A core security goal is to minimize data exposure. A well-designed proof request ensures:

• Zero-Knowledge Property: The prover reveals only the truth of the statement, not the supporting data.
• Selective Disclosure: The prover can satisfy the request by revealing only specific attributes from a larger credential.
• Unlinkability: Multiple proof requests for the same credential should not be linkable to each other or to the prover's identity, preventing tracking.

Proof requests must guard against replay attacks, where an old proof is reused. Mitigations include:

• Nonces: Incorporating a unique, time-bound challenge (nonce) from the verifier into the proof request.
• Timestamps: Binding the proof to a specific time window or block height.
• Revocation Checks: The request should mandate a check against a revocation registry to ensure the prover's credential is still valid.

Understanding the threat model is essential. Key trust assumptions include:

• Honest Verifier: Most ZK protocols assume the verifier follows the protocol but may be curious (Honest-Verifier Zero-Knowledge).
• Secure Hardware: The prover's environment must be trusted to not leak secret inputs during proof generation.
• Oracle Reliability: If the proof depends on external data (e.g., a price feed), the security of those oracles becomes critical.

Security failures often occur in implementation, not theory. Risks to manage:

• Side-Channel Attacks: Proof generation time or power consumption could leak secrets.
• Malicious Inputs: Verifiers must validate that the proof's public inputs conform to expected ranges and formats.
• Gas Limits & DoS: On-chain verification must be gas-efficient to prevent denial-of-service via expensive proof requests.

The entity, typically an end-user, that receives and stores Verifiable Credentials from Issuers and presents them in response to Proof Requests.

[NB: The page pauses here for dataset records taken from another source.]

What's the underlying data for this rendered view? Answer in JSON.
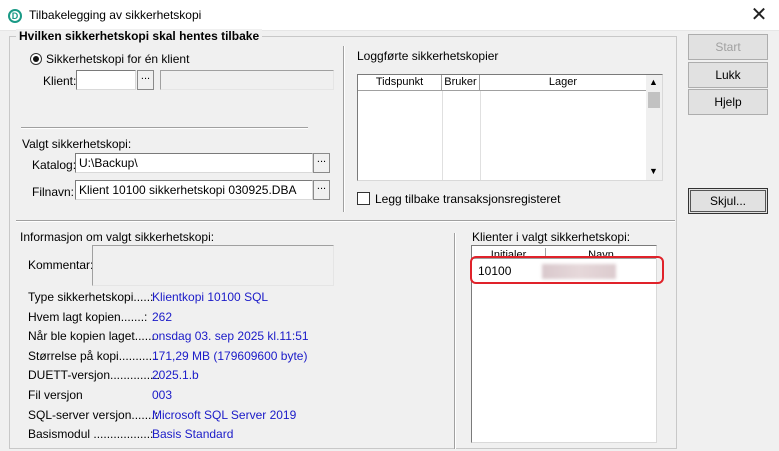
{
  "window": {
    "title": "Tilbakelegging av sikkerhetskopi",
    "close_label": "✕"
  },
  "group_main": {
    "title": "Hvilken sikkerhetskopi skal hentes tilbake"
  },
  "restore_one": {
    "label": "Sikkerhetskopi for én klient",
    "klient_label": "Klient:",
    "klient_value": "",
    "klient_name": ""
  },
  "selected": {
    "title": "Valgt sikkerhetskopi:",
    "katalog_label": "Katalog:",
    "katalog_value": "U:\\Backup\\",
    "filnavn_label": "Filnavn:",
    "filnavn_value": "Klient 10100 sikkerhetskopi 030925.DBA"
  },
  "log": {
    "title": "Loggførte sikkerhetskopier",
    "columns": [
      "Tidspunkt",
      "Bruker",
      "Lager"
    ],
    "checkbox_label": "Legg tilbake transaksjonsregisteret"
  },
  "buttons": {
    "start": "Start",
    "lukk": "Lukk",
    "hjelp": "Hjelp",
    "skjul": "Skjul..."
  },
  "info": {
    "title": "Informasjon om valgt sikkerhetskopi:",
    "kommentar_label": "Kommentar:",
    "rows": [
      {
        "label": "Type sikkerhetskopi.....:",
        "value": "Klientkopi 10100 SQL"
      },
      {
        "label": "Hvem lagt kopien.......:",
        "value": "262"
      },
      {
        "label": "Når ble kopien laget......",
        "value": "onsdag 03. sep 2025 kl.11:51"
      },
      {
        "label": "Størrelse på kopi............",
        "value": "171,29 MB  (179609600 byte)"
      },
      {
        "label": "DUETT-versjon...............",
        "value": "2025.1.b"
      },
      {
        "label": "Fil versjon",
        "value": "003"
      },
      {
        "label": "SQL-server versjon.......:",
        "value": "Microsoft SQL Server 2019"
      },
      {
        "label": "Basismodul .................:",
        "value": "Basis Standard"
      }
    ]
  },
  "clients": {
    "title": "Klienter i valgt sikkerhetskopi:",
    "columns": [
      "Initialer",
      "Navn"
    ],
    "rows": [
      {
        "initials": "10100",
        "name": ""
      }
    ]
  }
}
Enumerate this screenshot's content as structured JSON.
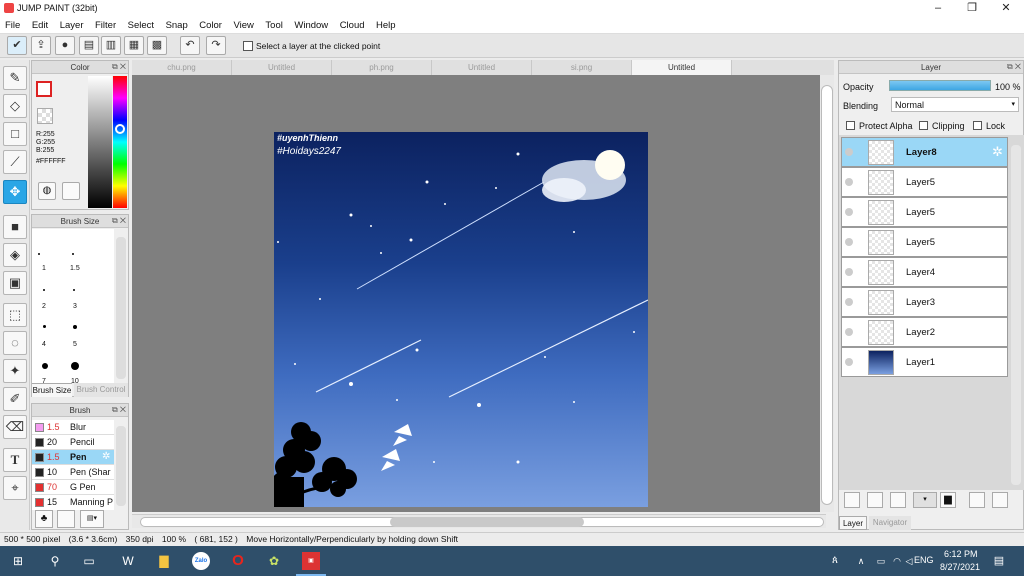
{
  "window": {
    "title": "JUMP PAINT (32bit)",
    "minimize": "–",
    "maximize": "❐",
    "close": "✕"
  },
  "menu": [
    "File",
    "Edit",
    "Layer",
    "Filter",
    "Select",
    "Snap",
    "Color",
    "View",
    "Tool",
    "Window",
    "Cloud",
    "Help"
  ],
  "toolbar": {
    "select_layer_label": "Select a layer at the clicked point"
  },
  "color_panel": {
    "title": "Color",
    "r": "R:255",
    "g": "G:255",
    "b": "B:255",
    "hex": "#FFFFFF"
  },
  "brushsize_panel": {
    "title": "Brush Size",
    "sizes": [
      "1",
      "1.5",
      "2",
      "3",
      "4",
      "5",
      "7",
      "10"
    ],
    "tab_active": "Brush Size",
    "tab_inactive": "Brush Control"
  },
  "brush_panel": {
    "title": "Brush",
    "items": [
      {
        "size": "1.5",
        "name": "Blur",
        "color": "#f49cf0"
      },
      {
        "size": "20",
        "name": "Pencil",
        "color": "#222222"
      },
      {
        "size": "1.5",
        "name": "Pen",
        "color": "#222222"
      },
      {
        "size": "10",
        "name": "Pen (Shar",
        "color": "#222222"
      },
      {
        "size": "70",
        "name": "G Pen",
        "color": "#e33030"
      },
      {
        "size": "15",
        "name": "Manning P",
        "color": "#e33030"
      }
    ]
  },
  "tabs": [
    "chu.png",
    "Untitled",
    "ph.png",
    "Untitled",
    "si.png",
    "Untitled"
  ],
  "artwork": {
    "line1": "#uyenhThienn",
    "line2": "#Hoidays2247"
  },
  "layer_panel": {
    "title": "Layer",
    "opacity_label": "Opacity",
    "opacity_value": "100 %",
    "blending_label": "Blending",
    "blending_value": "Normal",
    "protect_alpha": "Protect Alpha",
    "clipping": "Clipping",
    "lock": "Lock",
    "layers": [
      "Layer8",
      "Layer5",
      "Layer5",
      "Layer5",
      "Layer4",
      "Layer3",
      "Layer2",
      "Layer1"
    ],
    "tab_active": "Layer",
    "tab_inactive": "Navigator"
  },
  "status": {
    "dims": "500 * 500 pixel",
    "size": "(3.6 * 3.6cm)",
    "dpi": "350 dpi",
    "zoom": "100 %",
    "coords": "( 681, 152 )",
    "hint": "Move Horizontally/Perpendicularly by holding down Shift"
  },
  "taskbar": {
    "lang": "ENG",
    "time": "6:12 PM",
    "date": "8/27/2021"
  },
  "colors": {
    "accent": "#2aa6e6",
    "selected_layer": "#9ad7f6",
    "taskbar": "#2f4f6a"
  }
}
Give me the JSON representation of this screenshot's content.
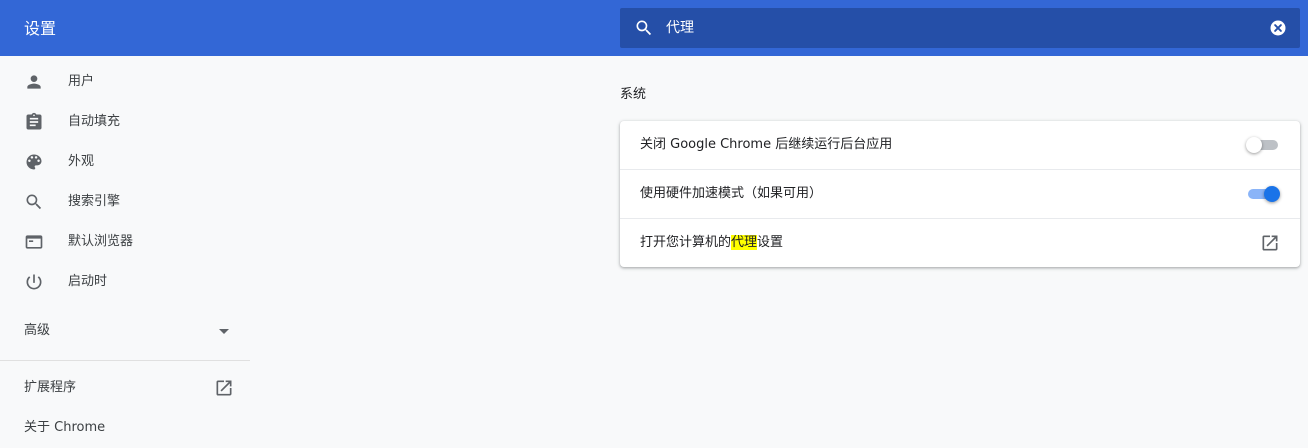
{
  "header": {
    "title": "设置",
    "search": {
      "value": "代理",
      "icon": "search-icon",
      "clear_icon": "clear-icon"
    }
  },
  "sidebar": {
    "items": [
      {
        "label": "用户",
        "icon": "person-icon"
      },
      {
        "label": "自动填充",
        "icon": "clipboard-icon"
      },
      {
        "label": "外观",
        "icon": "palette-icon"
      },
      {
        "label": "搜索引擎",
        "icon": "search-icon"
      },
      {
        "label": "默认浏览器",
        "icon": "browser-icon"
      },
      {
        "label": "启动时",
        "icon": "power-icon"
      }
    ],
    "advanced": {
      "label": "高级",
      "icon": "arrow-drop-down-icon"
    },
    "extensions": {
      "label": "扩展程序",
      "icon": "open-in-new-icon"
    },
    "about": {
      "label": "关于 Chrome"
    }
  },
  "main": {
    "section_title": "系统",
    "rows": [
      {
        "label": "关闭 Google Chrome 后继续运行后台应用",
        "toggle": false
      },
      {
        "label": "使用硬件加速模式（如果可用）",
        "toggle": true
      },
      {
        "label_before": "打开您计算机的",
        "label_highlight": "代理",
        "label_after": "设置",
        "icon": "open-in-new-icon"
      }
    ]
  },
  "colors": {
    "header_bg": "#3367d6",
    "search_bg": "#254fa8",
    "page_bg": "#f8f9fa",
    "toggle_on": "#1a73e8",
    "highlight": "#ffff00"
  }
}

The holder controls a cryptographic wallet (e.g., a digital identity wallet) that manages their private keys and credentials.

• Key Role: Maintains sovereignty over their data, choosing what to share and with whom.
• Interaction: Receives a Proof Request from a Verifier and selectively discloses credentials.

The entity that requests and validates proof from a Holder. The Verifier creates and sends the Proof Request, specifying the required credentials or claims. It then cryptographically verifies the presented proofs.

• Purpose: To establish trust in a Holder's attributes without holding their raw data.
• Example: A decentralized application (dApp) requiring proof of age or a financial institution verifying KYC credentials.

A trusted organization or entity that creates and signs Verifiable Credentials and issues them to Holders. The Issuer's digital signature is the foundation of trust for the entire credential.

• Authority: Acts as the authoritative source for specific claims (e.g., a DMV for driver's licenses).
• On-Chain Role: May publish a DID and credential schema to a blockchain to enable decentralized verification.

A privacy-preserving feature that allows a Holder to reveal only specific claims from a credential or prove a predicate (e.g., 'age > 21') without exposing the underlying data. This is a core capability enabled by the response to a Proof Request.

• Mechanisms: Achieved through zero-knowledge proofs or BBS+ signatures.
• Benefit: Minimizes data exposure and enhances user privacy.